Welcome to my mind, this is kinda what is is like in there. Enjoy if you would like, but even I don't always. So don't feel obligated or anything.

(please excuse all grammar mistakes, I dislike editing my thoughts.)

Sunday, November 8, 2015


Sorry my capslock got stuck and it was such an experience un-locking it that I decided to leave the title capitalized.

I have a writing assignment to write an op-ed about something that we know about and care about and about something that has some differing opinions. Naturally I chose something that I am not super comfortable talking about, social anxiety and service/companion/emotional support animals. And in my research I've learned that pretty much no group of people involved agree with each other or have a very clear idea of what they are talking about. Which is super duper reassuring to me.

Even the official psych definition of Social anxiety is a little bit loose and up in the air and varying studies have slightly different definitions and qualifiers that they are working with so it's difficult to compare them. The name that most people are calling it though is SAD (Social Anxiety Disorder) which I think is just a really unfortunate acronym. Especially because it's also already used to describe Seasonal Affective Disorder---I think.

There isn't really fixed definition of social anxiety itself except for a general consensus that it must exist if everyone is talking about it. But there also aren't any clear rules or definitions of what makes a service animal. The ADA is vague and then there's all sorts of debate about whether or not animals who just serve to support someone emotionally are really necessary. Like maybe some people could get behind a dog being supportive but a ferret is pushing it.

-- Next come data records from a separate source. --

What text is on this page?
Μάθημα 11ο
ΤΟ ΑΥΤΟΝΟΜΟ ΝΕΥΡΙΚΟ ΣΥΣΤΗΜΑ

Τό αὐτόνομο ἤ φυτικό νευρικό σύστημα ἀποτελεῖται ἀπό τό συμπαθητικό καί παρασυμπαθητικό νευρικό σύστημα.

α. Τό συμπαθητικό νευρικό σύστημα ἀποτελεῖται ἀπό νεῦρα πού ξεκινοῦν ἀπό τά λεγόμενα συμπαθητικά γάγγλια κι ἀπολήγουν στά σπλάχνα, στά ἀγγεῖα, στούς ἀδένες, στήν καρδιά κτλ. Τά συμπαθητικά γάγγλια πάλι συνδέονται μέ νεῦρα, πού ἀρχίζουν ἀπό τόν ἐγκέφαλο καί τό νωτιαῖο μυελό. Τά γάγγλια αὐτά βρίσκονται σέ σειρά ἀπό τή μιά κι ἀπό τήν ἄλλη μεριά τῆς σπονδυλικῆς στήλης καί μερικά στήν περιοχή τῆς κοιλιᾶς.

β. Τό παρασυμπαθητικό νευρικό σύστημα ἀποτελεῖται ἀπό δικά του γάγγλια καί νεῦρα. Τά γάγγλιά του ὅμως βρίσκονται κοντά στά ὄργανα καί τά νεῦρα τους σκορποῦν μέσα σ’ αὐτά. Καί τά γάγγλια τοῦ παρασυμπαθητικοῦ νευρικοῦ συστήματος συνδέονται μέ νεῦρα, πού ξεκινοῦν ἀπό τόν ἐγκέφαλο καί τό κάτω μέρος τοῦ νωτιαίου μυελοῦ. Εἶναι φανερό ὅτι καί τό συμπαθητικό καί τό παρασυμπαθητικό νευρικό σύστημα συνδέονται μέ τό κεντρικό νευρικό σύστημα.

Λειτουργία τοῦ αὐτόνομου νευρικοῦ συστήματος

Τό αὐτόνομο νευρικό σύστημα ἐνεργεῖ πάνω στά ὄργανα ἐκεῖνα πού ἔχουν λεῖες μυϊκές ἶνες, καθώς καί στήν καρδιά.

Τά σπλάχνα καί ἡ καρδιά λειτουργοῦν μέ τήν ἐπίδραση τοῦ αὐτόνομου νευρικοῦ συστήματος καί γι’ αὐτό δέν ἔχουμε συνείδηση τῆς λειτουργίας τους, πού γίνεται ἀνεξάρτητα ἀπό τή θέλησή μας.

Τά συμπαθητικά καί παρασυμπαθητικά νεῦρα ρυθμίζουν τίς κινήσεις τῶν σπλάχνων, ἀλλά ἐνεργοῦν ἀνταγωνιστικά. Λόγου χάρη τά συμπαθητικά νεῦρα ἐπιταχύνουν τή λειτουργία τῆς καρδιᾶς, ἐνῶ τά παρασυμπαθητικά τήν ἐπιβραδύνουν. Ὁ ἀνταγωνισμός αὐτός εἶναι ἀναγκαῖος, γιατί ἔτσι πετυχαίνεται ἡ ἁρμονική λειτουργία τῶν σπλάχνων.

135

And I get it from like the logical point of view, there should be assurances that these animals aren't going to be disruptive to other people nearby but how do you quantify what is disruptive and how can you prove that an animal isn't going to be disruptive on paper?

Also, when someone has a mental illness filling out paperwork and justifying the support that you need and don't fully understand is absolutely no fun and fills you with doubt about whether or not what you're feeling is real or worth anyone else's time. At least that was my experience.

Essentially this post is just complaining about how no one knows anything and I have no idea how people would get more definitive knowledge rules while making sure that everyone had the support and individualized care that they needed. It's one big wibblywobbly mess.